Two people are dead in the Colorado Springs area due to the Black Forest fire, which continues to rage virtually unchecked about five miles northeast of Colorado’s second largest city (population 400,000.) The fire’ had burned through 15,700 acres by late Thursday afternoon, and was 5% contained. Over 38,000 people in 13,000 homes had been evacuated. The weather was no help on Thursday, as afternoon temperatures spiked to 90°, winds were sustained at 33 mph, gusting to 40 mph, and the humidity dropped as low as 14%. The fire began on Tuesday, June 11, during a record heat wave. Colorado Springs hit 98° on June 10–the city’s hottest temperature ever recorded so early in the year. The temperature topped out at 97° on June 11. The extreme heat, combined with the extreme drought gripping the region, made for ideal fire conditions. Fire conditions will not be as dangerous in the Colorado Springs area on Friday, as a weak cold front is expected to pass through the region during the afternoon, bringing cooler temperatures and increased humidity. Strong winds may still be a problem, though.
Figure 1. The Black Forest Fire burns behind a stand of trees on June 12, 2013, near Colorado Springs, Colo. (Chris Schneider/Getty Images)
Figure 2. Aerial view of a Colorado Springs neighborhood burned in the Black Forest Fire on June 13, 2013. (Image: AP Photo/John Wark)
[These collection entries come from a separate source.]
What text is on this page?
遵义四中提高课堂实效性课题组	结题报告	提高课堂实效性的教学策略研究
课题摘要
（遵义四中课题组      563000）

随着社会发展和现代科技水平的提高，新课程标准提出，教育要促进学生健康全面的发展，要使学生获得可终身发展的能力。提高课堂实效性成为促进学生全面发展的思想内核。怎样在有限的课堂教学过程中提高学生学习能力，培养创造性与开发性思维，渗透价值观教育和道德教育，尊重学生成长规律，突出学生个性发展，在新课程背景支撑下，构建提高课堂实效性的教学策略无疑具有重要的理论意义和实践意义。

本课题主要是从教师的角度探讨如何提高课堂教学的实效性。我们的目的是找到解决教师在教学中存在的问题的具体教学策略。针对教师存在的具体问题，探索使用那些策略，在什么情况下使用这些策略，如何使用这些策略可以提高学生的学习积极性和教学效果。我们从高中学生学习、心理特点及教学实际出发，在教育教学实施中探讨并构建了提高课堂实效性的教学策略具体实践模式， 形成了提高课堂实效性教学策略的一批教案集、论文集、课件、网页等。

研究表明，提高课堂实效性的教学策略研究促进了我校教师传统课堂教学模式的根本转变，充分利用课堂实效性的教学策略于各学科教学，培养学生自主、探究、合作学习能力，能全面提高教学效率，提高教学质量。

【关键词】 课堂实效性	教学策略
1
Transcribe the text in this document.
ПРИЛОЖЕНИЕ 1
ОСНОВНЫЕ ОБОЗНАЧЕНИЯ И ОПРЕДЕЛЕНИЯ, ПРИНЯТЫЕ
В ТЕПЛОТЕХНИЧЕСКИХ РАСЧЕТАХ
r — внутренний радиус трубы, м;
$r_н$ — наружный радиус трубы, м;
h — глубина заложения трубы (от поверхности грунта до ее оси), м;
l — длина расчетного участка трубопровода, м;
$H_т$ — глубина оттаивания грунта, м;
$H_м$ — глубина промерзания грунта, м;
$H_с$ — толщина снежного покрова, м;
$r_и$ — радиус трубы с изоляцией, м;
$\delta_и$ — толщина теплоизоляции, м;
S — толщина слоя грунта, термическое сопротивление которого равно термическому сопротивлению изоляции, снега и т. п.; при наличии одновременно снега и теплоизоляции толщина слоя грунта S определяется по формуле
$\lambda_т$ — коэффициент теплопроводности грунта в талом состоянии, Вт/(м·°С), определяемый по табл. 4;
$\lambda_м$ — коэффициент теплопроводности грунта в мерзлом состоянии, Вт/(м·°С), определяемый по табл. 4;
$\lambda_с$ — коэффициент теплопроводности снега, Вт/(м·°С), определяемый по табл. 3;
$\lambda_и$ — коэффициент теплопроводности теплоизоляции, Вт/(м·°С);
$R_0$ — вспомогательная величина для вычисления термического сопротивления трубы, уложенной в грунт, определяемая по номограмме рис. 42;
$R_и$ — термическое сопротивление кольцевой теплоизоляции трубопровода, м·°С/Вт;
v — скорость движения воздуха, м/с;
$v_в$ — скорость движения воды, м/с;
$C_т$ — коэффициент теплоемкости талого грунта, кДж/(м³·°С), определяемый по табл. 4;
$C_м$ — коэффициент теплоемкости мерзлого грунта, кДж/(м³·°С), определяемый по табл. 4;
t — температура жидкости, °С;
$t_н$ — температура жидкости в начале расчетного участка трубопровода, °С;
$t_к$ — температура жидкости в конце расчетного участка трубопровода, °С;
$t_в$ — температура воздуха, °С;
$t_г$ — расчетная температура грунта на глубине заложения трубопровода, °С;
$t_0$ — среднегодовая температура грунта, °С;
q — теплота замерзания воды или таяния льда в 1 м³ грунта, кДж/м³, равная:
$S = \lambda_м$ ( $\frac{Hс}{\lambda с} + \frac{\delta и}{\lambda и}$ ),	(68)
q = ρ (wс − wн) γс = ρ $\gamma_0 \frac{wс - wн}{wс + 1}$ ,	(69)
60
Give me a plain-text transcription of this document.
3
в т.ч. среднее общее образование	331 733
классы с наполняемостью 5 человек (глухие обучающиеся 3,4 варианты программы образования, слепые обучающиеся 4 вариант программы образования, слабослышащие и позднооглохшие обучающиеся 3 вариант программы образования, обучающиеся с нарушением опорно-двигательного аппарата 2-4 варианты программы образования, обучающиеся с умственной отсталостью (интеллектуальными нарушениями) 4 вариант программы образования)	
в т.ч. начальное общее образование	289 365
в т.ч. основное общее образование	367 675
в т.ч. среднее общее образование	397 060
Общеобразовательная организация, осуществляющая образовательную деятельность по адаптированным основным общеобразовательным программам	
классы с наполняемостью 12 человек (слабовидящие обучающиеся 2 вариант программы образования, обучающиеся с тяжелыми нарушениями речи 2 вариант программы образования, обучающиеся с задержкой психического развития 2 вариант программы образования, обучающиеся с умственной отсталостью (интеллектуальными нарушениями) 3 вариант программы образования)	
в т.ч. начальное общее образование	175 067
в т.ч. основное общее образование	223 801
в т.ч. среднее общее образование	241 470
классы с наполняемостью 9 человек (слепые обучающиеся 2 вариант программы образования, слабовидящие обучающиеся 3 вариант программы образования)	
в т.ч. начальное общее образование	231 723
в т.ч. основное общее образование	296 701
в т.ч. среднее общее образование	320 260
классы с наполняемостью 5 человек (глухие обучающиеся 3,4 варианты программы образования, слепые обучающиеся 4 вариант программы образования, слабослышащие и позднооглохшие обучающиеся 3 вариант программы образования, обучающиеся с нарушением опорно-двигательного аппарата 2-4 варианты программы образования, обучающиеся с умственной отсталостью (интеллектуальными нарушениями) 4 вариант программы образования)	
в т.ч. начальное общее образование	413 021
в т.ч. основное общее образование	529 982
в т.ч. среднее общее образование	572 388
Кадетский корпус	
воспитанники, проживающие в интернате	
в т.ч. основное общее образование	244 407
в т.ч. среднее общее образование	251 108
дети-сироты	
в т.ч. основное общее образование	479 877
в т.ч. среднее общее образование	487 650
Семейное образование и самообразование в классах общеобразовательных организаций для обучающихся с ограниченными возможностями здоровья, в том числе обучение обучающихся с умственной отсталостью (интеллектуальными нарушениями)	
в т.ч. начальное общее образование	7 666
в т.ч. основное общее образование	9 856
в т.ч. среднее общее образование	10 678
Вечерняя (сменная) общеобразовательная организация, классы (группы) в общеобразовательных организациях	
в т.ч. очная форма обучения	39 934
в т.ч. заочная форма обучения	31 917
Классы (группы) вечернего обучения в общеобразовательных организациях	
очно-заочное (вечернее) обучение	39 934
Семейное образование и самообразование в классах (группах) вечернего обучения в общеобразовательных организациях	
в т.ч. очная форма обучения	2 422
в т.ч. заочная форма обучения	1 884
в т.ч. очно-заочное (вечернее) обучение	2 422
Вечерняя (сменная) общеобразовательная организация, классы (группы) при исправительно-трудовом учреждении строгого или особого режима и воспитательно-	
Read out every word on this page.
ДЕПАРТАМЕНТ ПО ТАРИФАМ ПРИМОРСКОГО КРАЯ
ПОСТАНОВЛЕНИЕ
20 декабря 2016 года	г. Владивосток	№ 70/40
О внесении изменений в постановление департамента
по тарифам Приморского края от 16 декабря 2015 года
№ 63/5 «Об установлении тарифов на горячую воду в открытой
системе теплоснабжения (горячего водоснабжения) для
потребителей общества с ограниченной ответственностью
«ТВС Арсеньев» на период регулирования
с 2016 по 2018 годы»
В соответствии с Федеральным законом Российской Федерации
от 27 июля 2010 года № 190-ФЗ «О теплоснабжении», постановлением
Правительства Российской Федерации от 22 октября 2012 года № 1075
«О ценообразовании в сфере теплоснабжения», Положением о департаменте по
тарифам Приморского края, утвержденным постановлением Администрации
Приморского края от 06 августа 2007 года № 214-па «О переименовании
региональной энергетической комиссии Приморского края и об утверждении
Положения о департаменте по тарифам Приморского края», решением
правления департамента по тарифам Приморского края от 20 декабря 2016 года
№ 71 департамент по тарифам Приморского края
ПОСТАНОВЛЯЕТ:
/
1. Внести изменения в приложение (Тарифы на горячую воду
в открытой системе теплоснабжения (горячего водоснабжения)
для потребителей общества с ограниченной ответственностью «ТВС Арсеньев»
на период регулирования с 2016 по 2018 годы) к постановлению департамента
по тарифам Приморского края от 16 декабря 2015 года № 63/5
The three most expensive fires in Colorado history have all occurred in the past year
The 360 homes burned by this week’s Black Canyon fire are the most ever destroyed in Colorado by a fire, and will likely make it the most expensive fire in Colorado history. The previous record was the $353 million Waldo Canyon fire of June 23 – July 10, 2012. That fire killed two people, destroyed 347 homes, forced the evacuation of over 32,000 people, and burned 18,247 acres of land. The High Park fire of June, 2012, which destroyed 259 buildings near Fort Collins, now ranks as the third most expensive Colorado fire (it was the most expensive one at the time.) The Black Forest fire has a long ways to go if it wants to challenge the 2002 Hayman Fire as the largest fire in Colorado history. The Hayman fire burned 138,000 acres, an area about nine times as large as this week’s Black Forest fire.
According to a federal report released by the U.S. Department of Agriculture in 2012, Colorado can expect to see a sharp increase in wildfires during the coming decades, if the climate warms as expected. The report cited research predicting that a 1.8°F increase in Colorado’s average temperature–the level of warming expected by 2050 under a moderate global warming scenario–would cause a factor of 2.8 – 6.6 increase in fire area burned in the state.
Video 1. Aerial view of the Colorado Springs Black Forest fire on June 11, 2013.
Severe thunderstorms pound the Mid-Atlantic
It was another intense day of severe thunderstorm activity for the Mid-Atlantic region on Thursday. A child was killed in Virginia by a falling tree, and at least three people were injured in Albemarle, North Carolina when a violent thunderstorm blew trees onto homes. NOAA’s Storm Prediction Center (SPC) logged 376 reports of damaging thunderstorm wind gusts in the 15 hours ending at 11:25 pm EDT Thursday night, and three of these gusts were 74 mph or greater. SPC is now acknowledging that Wednesday’s bow echo that traveled 600 miles from Indiana to New Jersey was a low-end derecho, with over 150 damaging wind reports. The most impressive thunderstorm winds from the derecho occurred in Wabash County, Indiana, where a “macroburst” produced winds of 90 – 100 mph across an area seven miles long and three miles wide, destroying three buildings and causing extensive tree damage. Total damage from the two-day severe weather outbreak over the Midwest and Mid-Atlantic will likely run into the hundreds of millions of dollars.
Figure 3. Severe weather reports for the 15 hours ending at 11:25 pm EDT June 14, 2013, from SPC.